Grégory Solari :Deux mots résument notre ligne éditoriale : foi et culture. La foi, c’est-à-dire le don par lequel Dieu se fait connaître à l’homme. A ce don, que nous recevons à travers un sacrement – le baptême – l’homme répond à son tour par des signes, des formes, des œuvres, qui sont de l’ordre de la culture. Le paradoxe est que ces œuvres n’existeraient pas sans la foi, et que cette foi ne pourrait pas être perçue, entendue, ou vue, sans la médiation préalable du langage humain (fide ex auditu, dit saint Paul – or, ce que l’oreille entend, ce n’est pas du bruit, ni la Parole même de Dieu, mais la sacra doctrina, c’est-à-dire la Révélation reçue et transmise par le biais de l’Eglise, qui est une matrice culturelle). La foi ne serait pas visible ni tangible sans les signes culturels dans lesquels l’homme lui permet de se rendre visible. Au fond, c’est toute la logique de l’Incarnation : Et verbum caro factum est. Les Pères de l’Eglise disaient que le Logos, avant de prendre chair, s’était fait parole. Or c’est à travers une parole, et donc un langage humain, que le Verbe de Dieu incarné, Jésus-Christ, s’est fait Homme (l’Annonciation), puis s’est humilié, comme dit saint Augustin, « usque ad hominem, usque ad panem » – jusqu’à se faire homme, jusqu’à se faire pain. Sans langage humain, il n’y aurait pas d’Eucharistie. L’irréductibilité de la culture a été manifestée et justifiée par Celui qui est à l’origine de toute culture : Jésus-Christ, le Nouvel Adam. Montrer que la foi et la culture sont comme l’avers et le revers d’une même réalité est l’objet de nos publications.

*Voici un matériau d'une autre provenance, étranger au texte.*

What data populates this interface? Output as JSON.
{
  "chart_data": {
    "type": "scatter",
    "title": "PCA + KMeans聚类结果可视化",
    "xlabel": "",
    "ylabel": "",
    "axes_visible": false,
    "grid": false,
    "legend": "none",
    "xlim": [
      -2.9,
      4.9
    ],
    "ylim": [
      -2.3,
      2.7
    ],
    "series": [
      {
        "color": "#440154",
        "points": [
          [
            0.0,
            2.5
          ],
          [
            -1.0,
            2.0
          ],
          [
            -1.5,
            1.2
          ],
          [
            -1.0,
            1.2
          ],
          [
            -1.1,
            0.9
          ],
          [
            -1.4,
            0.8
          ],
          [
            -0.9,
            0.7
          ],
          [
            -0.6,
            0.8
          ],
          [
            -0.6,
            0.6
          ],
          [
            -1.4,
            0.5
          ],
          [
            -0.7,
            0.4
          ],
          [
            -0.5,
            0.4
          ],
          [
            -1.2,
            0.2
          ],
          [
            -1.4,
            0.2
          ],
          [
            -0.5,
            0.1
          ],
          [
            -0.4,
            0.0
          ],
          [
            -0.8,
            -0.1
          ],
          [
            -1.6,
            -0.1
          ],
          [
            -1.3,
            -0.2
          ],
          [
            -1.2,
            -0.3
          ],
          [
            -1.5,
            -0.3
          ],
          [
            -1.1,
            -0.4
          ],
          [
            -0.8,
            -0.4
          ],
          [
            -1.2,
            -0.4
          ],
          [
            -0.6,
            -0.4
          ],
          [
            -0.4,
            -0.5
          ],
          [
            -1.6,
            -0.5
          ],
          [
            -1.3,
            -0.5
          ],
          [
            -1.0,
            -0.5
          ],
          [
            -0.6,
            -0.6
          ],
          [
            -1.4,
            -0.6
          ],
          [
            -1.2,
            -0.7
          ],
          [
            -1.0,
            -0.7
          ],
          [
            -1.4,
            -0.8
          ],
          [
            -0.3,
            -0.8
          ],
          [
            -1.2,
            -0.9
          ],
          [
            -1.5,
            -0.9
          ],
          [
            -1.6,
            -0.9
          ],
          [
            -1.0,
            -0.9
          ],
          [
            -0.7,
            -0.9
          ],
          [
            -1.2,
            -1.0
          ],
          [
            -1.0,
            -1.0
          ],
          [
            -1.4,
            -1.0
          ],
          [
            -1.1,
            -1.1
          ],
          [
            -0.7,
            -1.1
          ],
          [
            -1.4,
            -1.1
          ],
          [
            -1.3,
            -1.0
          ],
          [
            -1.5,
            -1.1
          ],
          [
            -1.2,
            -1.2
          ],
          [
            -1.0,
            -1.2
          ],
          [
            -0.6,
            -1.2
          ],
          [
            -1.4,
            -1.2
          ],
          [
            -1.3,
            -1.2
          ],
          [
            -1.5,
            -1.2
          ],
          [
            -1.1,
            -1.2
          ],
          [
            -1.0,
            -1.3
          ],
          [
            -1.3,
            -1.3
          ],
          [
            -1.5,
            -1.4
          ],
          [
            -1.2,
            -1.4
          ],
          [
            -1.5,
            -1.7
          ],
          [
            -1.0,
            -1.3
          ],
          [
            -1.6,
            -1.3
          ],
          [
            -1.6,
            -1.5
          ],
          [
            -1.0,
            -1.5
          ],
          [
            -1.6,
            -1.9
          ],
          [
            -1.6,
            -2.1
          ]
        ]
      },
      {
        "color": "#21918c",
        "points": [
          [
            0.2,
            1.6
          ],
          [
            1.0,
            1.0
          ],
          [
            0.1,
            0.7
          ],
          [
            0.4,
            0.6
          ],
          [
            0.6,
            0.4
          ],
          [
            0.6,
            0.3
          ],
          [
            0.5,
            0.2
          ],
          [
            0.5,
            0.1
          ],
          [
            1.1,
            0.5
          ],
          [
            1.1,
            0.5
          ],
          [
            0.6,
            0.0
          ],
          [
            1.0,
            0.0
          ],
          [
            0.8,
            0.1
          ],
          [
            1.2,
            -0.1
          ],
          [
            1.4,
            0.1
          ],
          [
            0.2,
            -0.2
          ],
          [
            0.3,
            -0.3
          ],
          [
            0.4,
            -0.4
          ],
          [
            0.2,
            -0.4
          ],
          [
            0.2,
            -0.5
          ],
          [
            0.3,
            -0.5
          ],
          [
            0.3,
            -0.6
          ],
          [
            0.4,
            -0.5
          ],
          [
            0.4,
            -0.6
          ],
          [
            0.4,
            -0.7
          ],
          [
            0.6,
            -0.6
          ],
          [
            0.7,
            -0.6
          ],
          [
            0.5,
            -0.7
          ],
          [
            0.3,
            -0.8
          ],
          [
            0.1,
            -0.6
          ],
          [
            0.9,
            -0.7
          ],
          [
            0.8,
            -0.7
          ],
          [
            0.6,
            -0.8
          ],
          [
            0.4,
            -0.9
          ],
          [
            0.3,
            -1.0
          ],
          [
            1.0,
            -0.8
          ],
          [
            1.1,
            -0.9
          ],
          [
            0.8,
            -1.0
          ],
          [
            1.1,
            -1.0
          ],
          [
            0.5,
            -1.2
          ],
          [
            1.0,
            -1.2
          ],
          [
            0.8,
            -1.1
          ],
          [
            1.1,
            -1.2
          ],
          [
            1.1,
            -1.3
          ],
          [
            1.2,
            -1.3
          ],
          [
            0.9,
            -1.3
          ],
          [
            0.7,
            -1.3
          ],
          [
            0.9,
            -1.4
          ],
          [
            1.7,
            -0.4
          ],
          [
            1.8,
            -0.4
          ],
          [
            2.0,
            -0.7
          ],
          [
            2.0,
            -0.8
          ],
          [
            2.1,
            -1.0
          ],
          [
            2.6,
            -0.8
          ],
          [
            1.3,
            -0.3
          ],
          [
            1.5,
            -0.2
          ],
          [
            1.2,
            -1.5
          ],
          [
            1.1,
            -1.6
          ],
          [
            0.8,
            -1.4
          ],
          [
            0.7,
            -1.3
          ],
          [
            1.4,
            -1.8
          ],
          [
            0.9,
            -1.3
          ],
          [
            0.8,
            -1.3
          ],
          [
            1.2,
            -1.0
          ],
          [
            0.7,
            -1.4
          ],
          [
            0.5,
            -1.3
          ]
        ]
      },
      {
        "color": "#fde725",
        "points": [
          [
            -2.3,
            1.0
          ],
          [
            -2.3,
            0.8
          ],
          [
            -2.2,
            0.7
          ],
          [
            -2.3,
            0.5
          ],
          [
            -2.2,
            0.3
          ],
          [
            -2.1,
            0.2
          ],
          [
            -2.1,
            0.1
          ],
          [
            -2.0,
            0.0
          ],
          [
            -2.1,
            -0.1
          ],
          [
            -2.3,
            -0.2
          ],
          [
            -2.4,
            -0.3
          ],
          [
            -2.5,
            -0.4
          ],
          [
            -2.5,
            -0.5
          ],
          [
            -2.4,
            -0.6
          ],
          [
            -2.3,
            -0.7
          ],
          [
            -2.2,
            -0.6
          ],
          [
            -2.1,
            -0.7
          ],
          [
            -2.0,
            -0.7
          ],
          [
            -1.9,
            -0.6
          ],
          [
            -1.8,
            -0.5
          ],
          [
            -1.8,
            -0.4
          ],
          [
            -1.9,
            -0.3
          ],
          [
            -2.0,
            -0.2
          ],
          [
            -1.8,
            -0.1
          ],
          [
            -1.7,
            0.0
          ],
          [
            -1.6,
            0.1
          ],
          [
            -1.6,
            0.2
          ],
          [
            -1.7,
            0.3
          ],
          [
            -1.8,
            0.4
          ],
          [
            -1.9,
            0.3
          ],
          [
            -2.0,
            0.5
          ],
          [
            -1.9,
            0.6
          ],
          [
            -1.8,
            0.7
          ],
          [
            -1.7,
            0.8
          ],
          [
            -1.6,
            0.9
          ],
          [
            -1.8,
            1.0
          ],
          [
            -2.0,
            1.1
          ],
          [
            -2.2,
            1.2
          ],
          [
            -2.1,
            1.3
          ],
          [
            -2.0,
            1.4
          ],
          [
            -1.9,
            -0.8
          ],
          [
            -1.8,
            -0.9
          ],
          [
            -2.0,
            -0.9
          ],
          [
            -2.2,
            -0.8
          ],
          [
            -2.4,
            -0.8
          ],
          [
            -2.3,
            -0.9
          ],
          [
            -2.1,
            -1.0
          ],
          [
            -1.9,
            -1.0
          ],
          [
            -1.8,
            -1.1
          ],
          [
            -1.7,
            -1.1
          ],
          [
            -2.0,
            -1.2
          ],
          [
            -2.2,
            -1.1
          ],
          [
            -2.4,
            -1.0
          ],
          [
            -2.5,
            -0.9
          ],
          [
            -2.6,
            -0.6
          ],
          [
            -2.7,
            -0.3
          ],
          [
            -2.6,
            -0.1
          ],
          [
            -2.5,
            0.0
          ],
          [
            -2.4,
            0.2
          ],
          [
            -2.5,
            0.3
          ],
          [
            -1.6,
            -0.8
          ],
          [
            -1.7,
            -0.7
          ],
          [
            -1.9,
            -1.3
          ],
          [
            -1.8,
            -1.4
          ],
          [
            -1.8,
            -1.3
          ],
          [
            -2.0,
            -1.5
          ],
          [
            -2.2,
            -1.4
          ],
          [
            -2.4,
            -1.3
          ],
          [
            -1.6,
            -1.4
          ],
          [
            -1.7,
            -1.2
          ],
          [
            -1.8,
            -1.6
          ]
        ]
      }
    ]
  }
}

Zenit : Quelles ont été les principales étapes de votre croissance: obstacle, catalyseur ?

Grégory Solari :Le catalyseur est, paradoxalement, une insatisfaction. Il y a dix ans, le paysage éditorial francophone reflétait le paysage de l’Eglise : d’un côté des éditeurs « progressistes », pour lesquels la contestation ou l’opposition à Rome était une « manne », de l’autre des éditeurs plutôt « conservateurs » – de tendance plutôt fidéistes – qui prenaient peu en considération l’intelligence dans leur approche du mystère de Dieu. Dans les deux cas, l’être chrétien était étiolé soit par un excès de spécialisation sans piété, soit par un excès de piété sans culture. Nous avons pris place entre ces deux tendances, animés par la conviction que la grâce requiert la nature (contre un fidéisme qui ignore la culture), et que cette nature, paradoxalement, n’est rien sans la grâce qui la fait être (contre une philosophie de « l’Être pour l’Être – car il n’y a pas d’Être suprême en dehors de la sainte Trinité). La fidélité à cette conviction a fait venir à nous nos meilleurs auteurs.
Quant aux obstacles, plus qu’idéologiques, ils sont d’abord structurels. L’édition religieuse est tombée aux mains des « commerciaux ». Le livre est considéré aujourd’hui comme un produit de consommation comme un autre. Pourtant, avec la nourriture, c’est le seul produit qui pénètre au fond de vous (vous ne ressortez jamais pareil de la lecture d’un livre). Le livre chrétien a une dimension « eucharistique ». Traite-t-on la sainte eucharistie comme un morceau de pain ? Certes, le livre n’est pas Le livre, la Sainte Ecriture, mais il participe de la sacralité de la Bible. La chose est encore tangible dans les pays marqués par la Réforme, comme Genève où nous sommes installés. Plus que de réapprendre à lire, il faut réapprendre ce que le livre est : un espace de liberté (personne ne peut vous forcer à lire), un chemin fait de mots, à travers lequel vous pouvez rencontrer la Parole, le Verbe : Jésus-Christ. C’est cette rencontre que voudraient permettre tous nos livres.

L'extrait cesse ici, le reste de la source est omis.